Thousands of Maine high school students won’t be ready to learn when they return to class this fall, and it’s got nothing to do with the long summer break.

Instead, many of the teens will be too sleep-deprived to focus properly, the result of school start times that force adolescent students to wake up before their bodies and brains are ready to go for the day.

That disconnect affects mood, behavior, even safety. But more worrisome is that the lack of sleep may be holding back academic achievement, with enough evidence to suggest that schools should toss aside concerns of disrupting the school schedule and work to get teens to start the day later.


It’s not for nothing that teenagers are often portrayed as lethargic and indifferent, dragging a backpack down the hallway. Teachers have long known the difficulty of keeping the attention of adolescent students, particularly in morning classes.

Research backing that up has been building for years, and has now coalesced enough that the American Academy of Pediatrics advocated last week for pushing back the start of school, even if only for a half-hour.


The problem goes back to biology. Adolescents hitting puberty experience a hormonal change in sleeping patterns, one that tells them to stay up later. At the same time, they are entering the upper grades, which typically start earlier than elementary schools and often before 8 a.m.
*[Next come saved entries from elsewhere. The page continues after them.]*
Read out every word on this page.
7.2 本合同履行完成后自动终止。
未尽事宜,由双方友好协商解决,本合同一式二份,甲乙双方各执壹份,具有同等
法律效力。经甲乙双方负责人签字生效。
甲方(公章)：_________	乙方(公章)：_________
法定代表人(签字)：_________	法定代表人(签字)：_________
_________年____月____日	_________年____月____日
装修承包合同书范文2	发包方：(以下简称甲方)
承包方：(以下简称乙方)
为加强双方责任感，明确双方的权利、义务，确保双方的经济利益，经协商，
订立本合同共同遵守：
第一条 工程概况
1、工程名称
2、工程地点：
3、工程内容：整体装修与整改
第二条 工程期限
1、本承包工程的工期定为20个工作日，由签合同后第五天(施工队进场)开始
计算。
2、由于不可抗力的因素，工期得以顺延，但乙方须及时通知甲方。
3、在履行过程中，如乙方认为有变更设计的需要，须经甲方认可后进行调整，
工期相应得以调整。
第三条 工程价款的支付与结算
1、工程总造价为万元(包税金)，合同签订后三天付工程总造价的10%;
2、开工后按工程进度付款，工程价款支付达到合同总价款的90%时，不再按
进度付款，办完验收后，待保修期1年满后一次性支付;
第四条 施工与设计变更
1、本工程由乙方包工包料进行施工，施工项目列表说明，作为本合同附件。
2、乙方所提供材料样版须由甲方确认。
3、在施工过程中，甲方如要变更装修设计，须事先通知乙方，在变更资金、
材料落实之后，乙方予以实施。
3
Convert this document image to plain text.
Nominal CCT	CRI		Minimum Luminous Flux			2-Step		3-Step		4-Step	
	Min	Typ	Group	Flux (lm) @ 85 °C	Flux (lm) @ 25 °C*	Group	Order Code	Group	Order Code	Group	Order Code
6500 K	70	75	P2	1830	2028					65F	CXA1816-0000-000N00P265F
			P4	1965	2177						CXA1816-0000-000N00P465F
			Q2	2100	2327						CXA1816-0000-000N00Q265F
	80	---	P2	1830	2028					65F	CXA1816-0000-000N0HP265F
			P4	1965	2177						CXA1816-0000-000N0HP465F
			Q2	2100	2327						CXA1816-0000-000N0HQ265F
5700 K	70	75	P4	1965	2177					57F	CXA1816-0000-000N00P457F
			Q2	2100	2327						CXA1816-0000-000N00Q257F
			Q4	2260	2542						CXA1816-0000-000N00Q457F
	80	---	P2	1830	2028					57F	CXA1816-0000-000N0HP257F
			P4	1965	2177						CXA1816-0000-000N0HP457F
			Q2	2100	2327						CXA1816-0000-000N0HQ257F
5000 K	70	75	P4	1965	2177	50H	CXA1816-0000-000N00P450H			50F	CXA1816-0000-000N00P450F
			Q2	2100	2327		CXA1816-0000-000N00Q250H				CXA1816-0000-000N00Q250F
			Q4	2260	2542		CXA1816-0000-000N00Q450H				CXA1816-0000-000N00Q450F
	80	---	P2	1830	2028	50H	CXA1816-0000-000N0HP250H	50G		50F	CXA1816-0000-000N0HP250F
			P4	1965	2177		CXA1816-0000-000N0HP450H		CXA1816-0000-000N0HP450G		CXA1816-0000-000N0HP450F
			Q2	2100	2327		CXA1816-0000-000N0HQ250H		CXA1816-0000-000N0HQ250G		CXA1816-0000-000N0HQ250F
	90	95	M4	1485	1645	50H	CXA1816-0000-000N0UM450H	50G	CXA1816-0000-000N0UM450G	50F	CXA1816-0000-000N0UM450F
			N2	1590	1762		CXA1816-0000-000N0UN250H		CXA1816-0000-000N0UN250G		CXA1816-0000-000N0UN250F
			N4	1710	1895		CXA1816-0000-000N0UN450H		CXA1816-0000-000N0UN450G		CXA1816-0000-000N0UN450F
That makes it difficult for the students to get the sleep they need – at least nine hours and as much as 10. According to a 2006 poll by the National Sleep Foundation, 87 percent of high school students do not get the recommended amount of sleep. In fact, on average, one study found, adolescents say they get less than eight hours of sleep per night.

Lack of sleep in students can lead to anxiety and depression. It causes some to have trouble controlling their emotions, and it can make students more likely to engage in risky behavior or get in a car accident on the way to school.

And while there isn’t as much evidence on the impact of sleep on academic outcomes, the research so far is compelling.

It shows that students who get more sleep are better able to concentrate during class and recall lessons later. They also finish assignments faster, in school and at home.

In addition, later school start times are associated with drops in absentee and tardy rates.



Now, school schedule changes don’t happen in a vacuum. A later start to the high school day affects the other schools in a district, as they typically share the same buses but at different times.

In fact, one reason that high schools start so early is that elementary schools prefer to start later, so young students don’t have to stand at morning bus stops in the dark.

And schools that start later also end later, affecting students who work or take part in extracurricular activities after school.

That juggling, and its associated costs, have kept schools from changing schedules on a large scale, despite the mounting evidence in favor.

Schools that have made the change, however, have found it can work, with some adjustments.

A high school in Hilton Head, S.C., for instance, is doubling its lunch period, from 25 to 50 minutes, to give students more in-school time to complete assignments. In Minneapolis, parents and other volunteers organized to watch over the elementary school bus stops in the early morning.

That’s not much to ask in exchange for happier, healthier, more attentive students.